Dans Madame Edouard, l’histoire est un prétexte aux histoires, ces tranches de vie de personnages hauts en couleurs qui ont tous leur importance. L’enquête sur le meurtre de jeunes filles à qui il manque toujours l’avant-bras sert de fil rouge à la rencontre et aux conversations des protagonistes. Plantons donc le décor de ces huis clos pour pénétrer dans l’antre du polar.

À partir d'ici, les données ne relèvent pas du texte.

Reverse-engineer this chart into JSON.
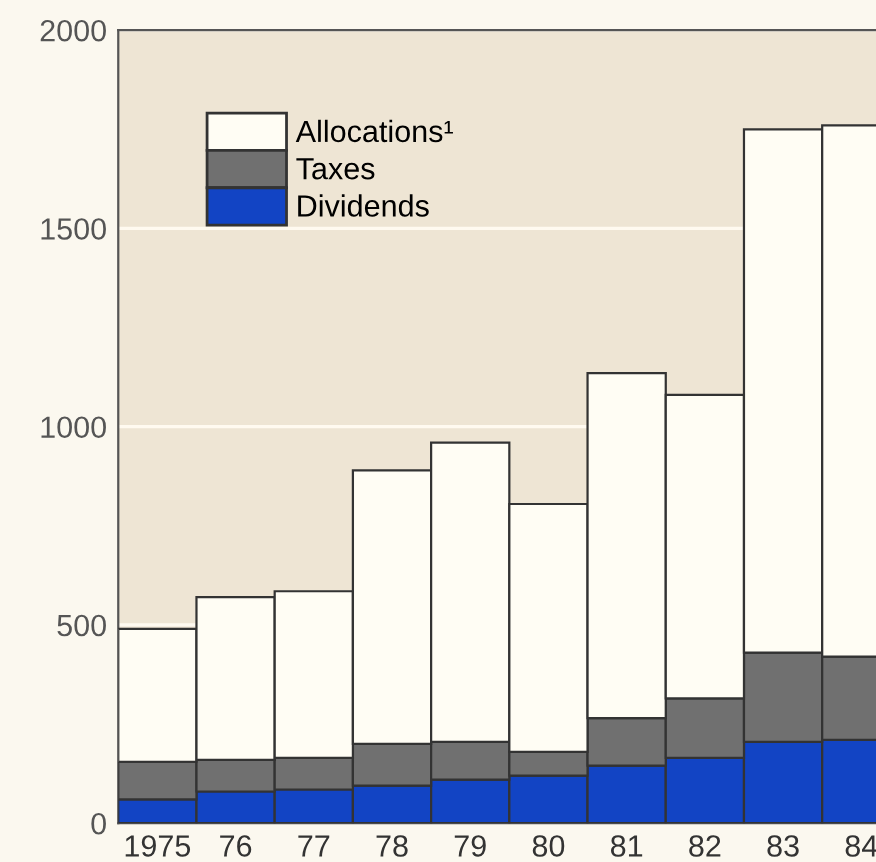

Cinq lieux où s’animent treize individus décalés. L’action débute au commissariat avec le cynique commissaire Léon, interprété par Michel Blanc. Signes particuliers : il est spécialiste du tricot et joue avec les mailles pour évacuer sa nervosité. Il est toujours accompagné de son basset à paroles Babelute du nom de friandises belges sucrées à base de miel et de beurre. Son acolyte, le guignard lieutenant Bornéo à la femme pondeuse, détériore tout ce qu’il touche et ne sait résister aux charmes de la pulpeuse et extravagante secrétaire des lieux, Nina. Coiffures très pigmentées, fards très fluorés, seins stylisés et la touche de la maîtresse, des boucles d’oreille toutes plus farfelues les unes que les autres. Des boules de massages aux boîtes à chansons graveleuses en passant par des pies de vache à lait, les pendentifs auriculaires de Josiane Balasko rythment chaque scène de la demeure policière régentée par le commissaire Léon également surnommé Biquet par la non moins colorée Madame Ginette, génitrice de ce dernier. Véritable adepte de concours en tout genre, son appartement constitue à lui-seul une définition du mot kitch, une horloge qui piaille différemment toutes les heures, un cadre à photos en cuvettes de toilettes et je vous laisse le plaisir de déguster le reste de la décoration. Après cette halte chez Annie Cordy, rendons-nous sur les lieux du crime pour rencontrer le fossoyeur ivre de fleurs et de peintures. Chaque corps est découvert dans cet endroit mortuaire en face de la maison de retraite dans laquelle : “les pensionnaires jouissent d’une vue imprenable sur l’avenir”. Les malheureuses victimes spoliées d’un demi-membre sont analysées par le médecin légiste qui exerce ses fonctions dans une ambiance exotique, chemise hawaïenne et cacahuètes d’estomacs défunts.